While recovery is an issue with growing age, Platz is happy that he can train to almost the same level of intensity that he did back in the day. However, he is training relatively lightly and has since undergone a few changes:
“My team told me your face looks so big when you’re 215. Now when you’re doing all the podcasts’, they advised me. It’s like running for a campaign.”
Dorian Yates cites one of the main reasons behind bodybuilders getting heart attacks
Dorian Yates lauded Tom Platz’s decision to shed the extra weight and shed light on a discussion he had with a certified doctor. According to him, one of the primary reasons for bodybuilders getting heart attacks or heart disease is the extra weight.
“Whether it’s muscle or fat, apparently, just carrying that body weight is not ideal. Especially as you get older. You can do many things when you’re young. You can do crazy stuff when you’re young and recover and have no consequences. But when you’re older, it’s not the same situation.”

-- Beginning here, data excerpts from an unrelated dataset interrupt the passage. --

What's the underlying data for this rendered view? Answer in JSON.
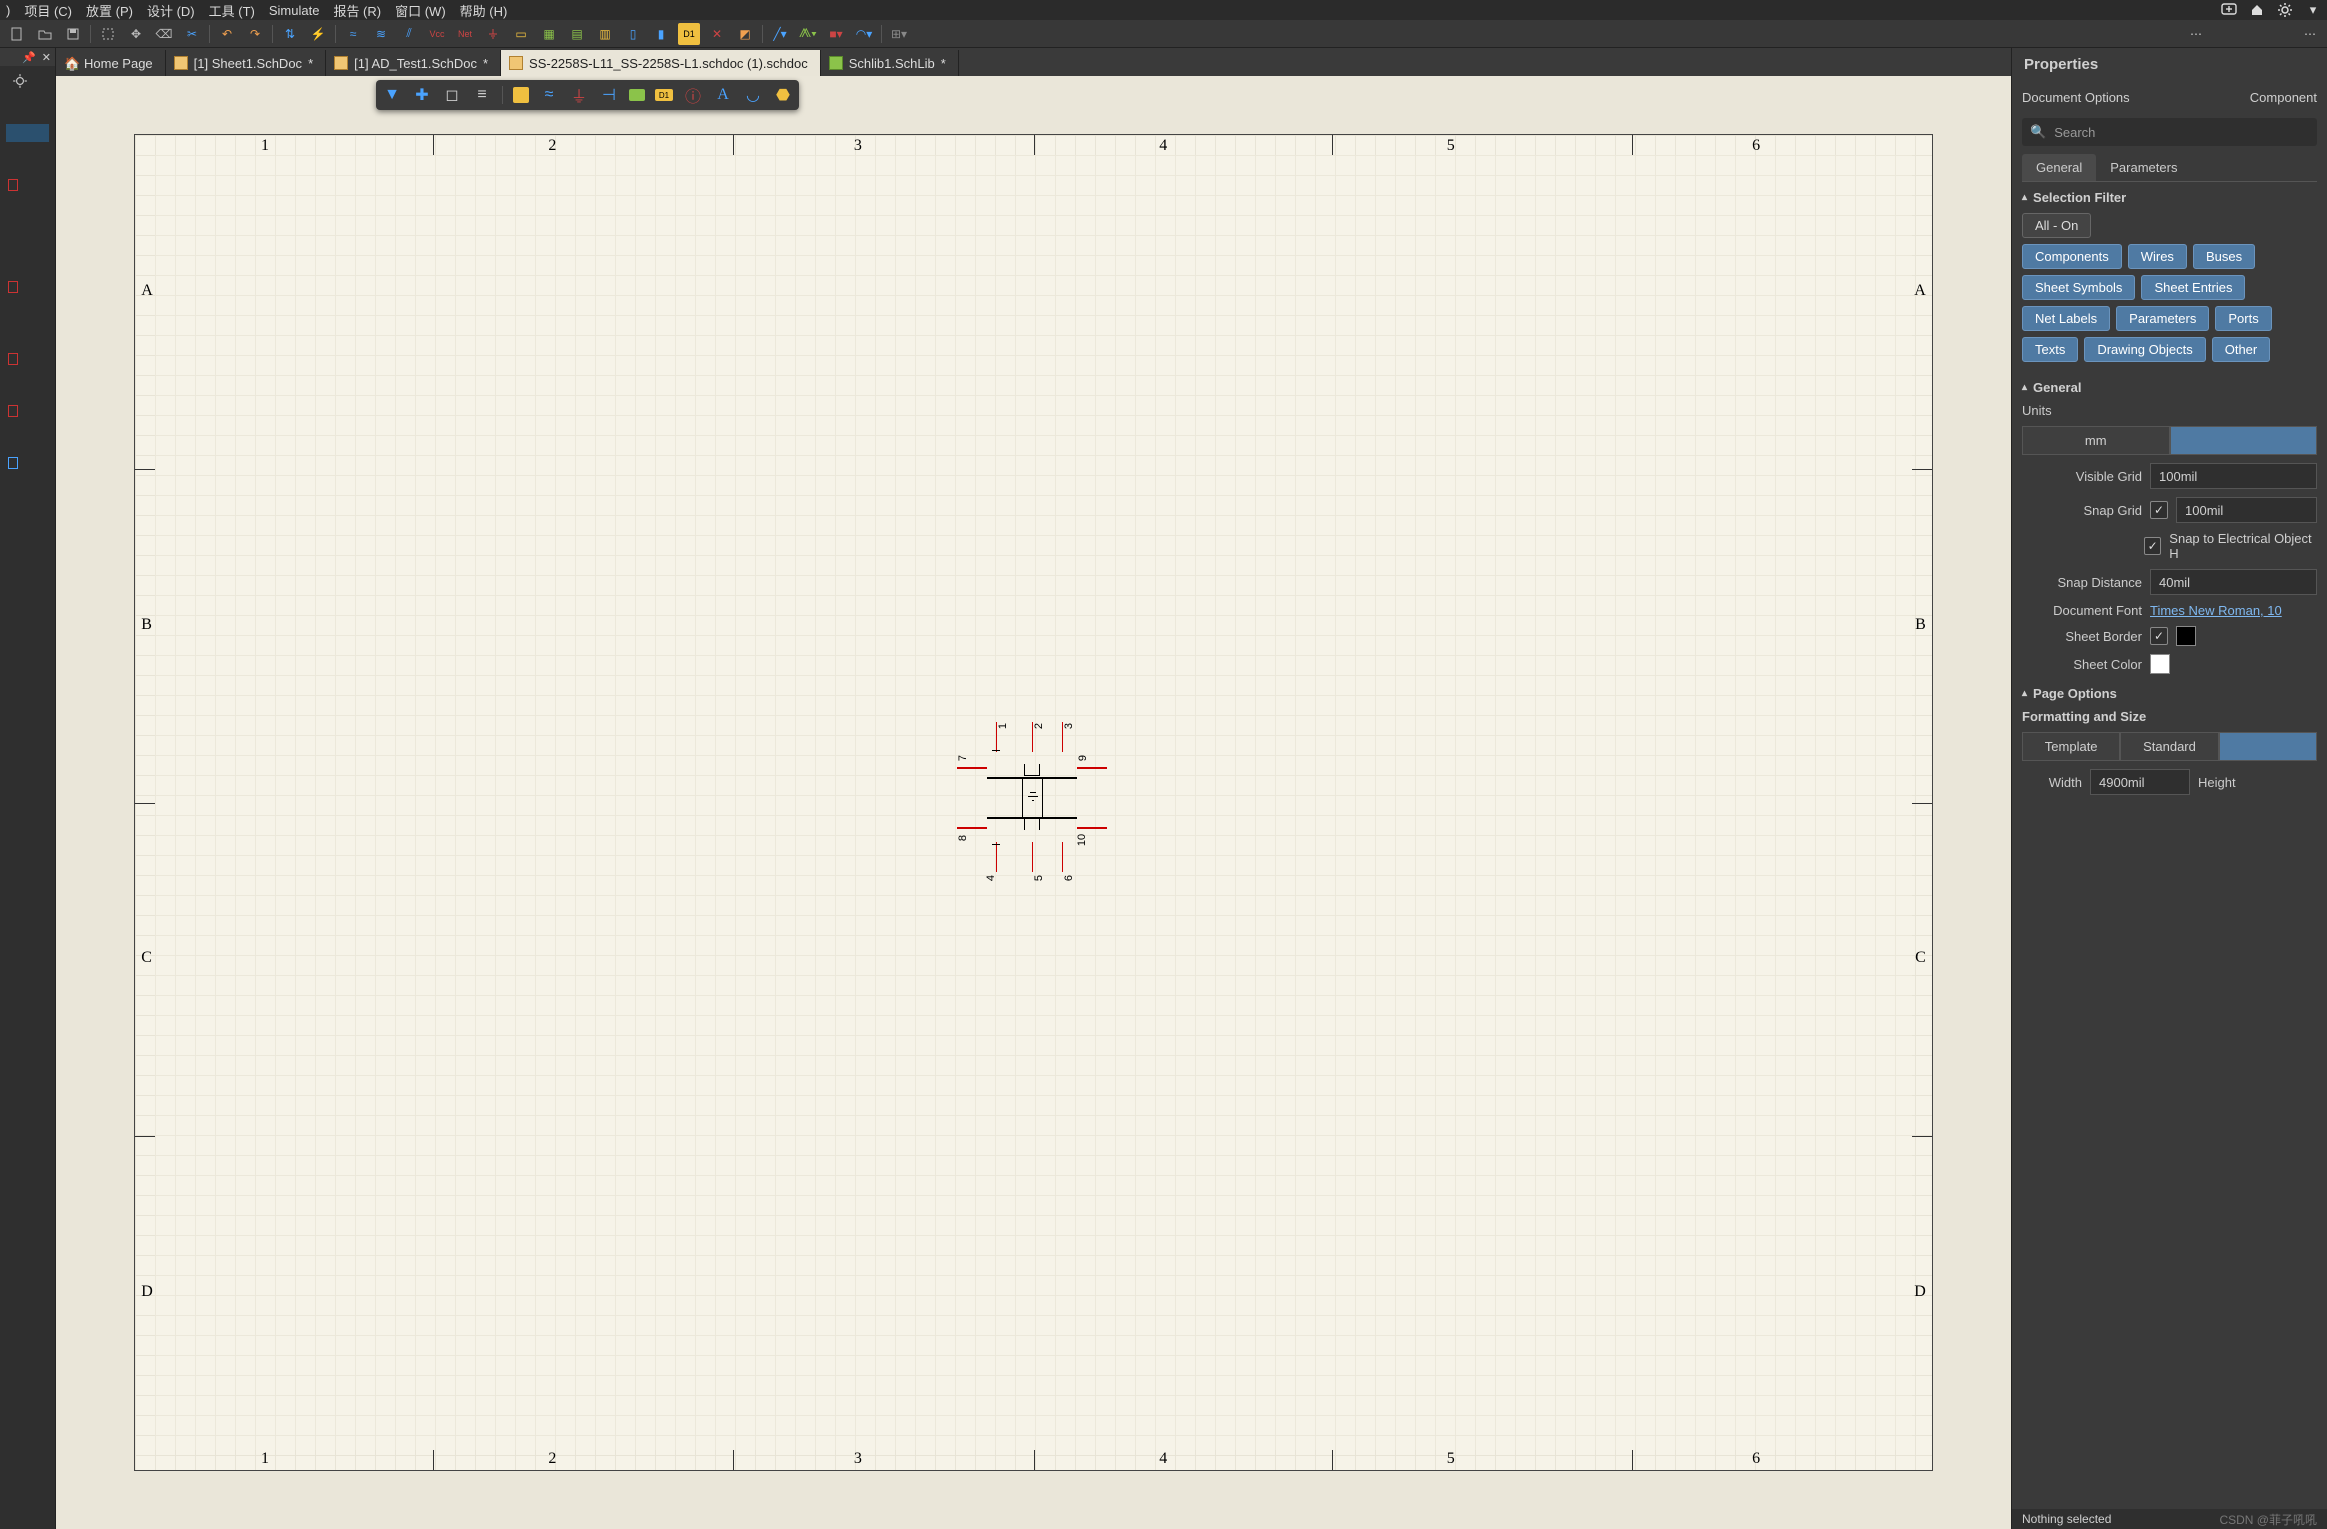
{
  "menu": {
    "items": [
      ")",
      "项目 (C)",
      "放置 (P)",
      "设计 (D)",
      "工具 (T)",
      "Simulate",
      "报告 (R)",
      "窗口 (W)",
      "帮助 (H)"
    ]
  },
  "toolbar": {
    "vcc_label": "Vcc",
    "net_label": "Net",
    "d1_label": "D1"
  },
  "tabs": [
    {
      "label": "Home Page",
      "kind": "home",
      "dirty": ""
    },
    {
      "label": "[1] Sheet1.SchDoc",
      "kind": "doc",
      "dirty": "*"
    },
    {
      "label": "[1] AD_Test1.SchDoc",
      "kind": "doc",
      "dirty": "*"
    },
    {
      "label": "SS-2258S-L11_SS-2258S-L1.schdoc (1).schdoc",
      "kind": "doc",
      "dirty": "",
      "active": true
    },
    {
      "label": "Schlib1.SchLib",
      "kind": "lib",
      "dirty": "*"
    }
  ],
  "sheet": {
    "cols": [
      "1",
      "2",
      "3",
      "4",
      "5",
      "6"
    ],
    "rows": [
      "A",
      "B",
      "C",
      "D"
    ]
  },
  "component": {
    "pins": [
      "1",
      "2",
      "3",
      "4",
      "5",
      "6",
      "7",
      "8",
      "9",
      "10"
    ]
  },
  "properties": {
    "title": "Properties",
    "context_left": "Document Options",
    "context_right": "Component",
    "search_placeholder": "Search",
    "tabs": {
      "general": "General",
      "parameters": "Parameters"
    },
    "selection_filter": {
      "title": "Selection Filter",
      "all": "All - On",
      "items": [
        "Components",
        "Wires",
        "Buses",
        "Sheet Symbols",
        "Sheet Entries",
        "Net Labels",
        "Parameters",
        "Ports",
        "Texts",
        "Drawing Objects",
        "Other"
      ]
    },
    "general": {
      "title": "General",
      "units_label": "Units",
      "unit_mm": "mm",
      "visible_grid_label": "Visible Grid",
      "visible_grid": "100mil",
      "snap_grid_label": "Snap Grid",
      "snap_grid": "100mil",
      "snap_elec": "Snap to Electrical Object H",
      "snap_dist_label": "Snap Distance",
      "snap_dist": "40mil",
      "doc_font_label": "Document Font",
      "doc_font": "Times New Roman, 10",
      "sheet_border_label": "Sheet Border",
      "sheet_color_label": "Sheet Color",
      "sheet_border_color": "#000000",
      "sheet_color": "#ffffff"
    },
    "page_options": {
      "title": "Page Options",
      "formatting": "Formatting and Size",
      "template": "Template",
      "standard": "Standard",
      "width_label": "Width",
      "width": "4900mil",
      "height_label": "Height"
    }
  },
  "status": {
    "left": "Nothing selected",
    "right": "CSDN @菲子吼吼"
  }
}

“I enjoy being skinny sometimes. You can put on a soup coat from the rack and it just fits!”
The legendary bodybuilders added that having mobility, fitness, and being able to do other activities is more important than having a massive body as you get older.
“Being smaller is kind of fun too! Guys I train with are horrified at that comment,” Platz concluded.
Tom Platz and Dorian Yates have a wealth of experience on their side and listening to their thoughts and experiences will certainly be an inspiring experience for young bodybuilders looking to stamp their name on the history of the sport.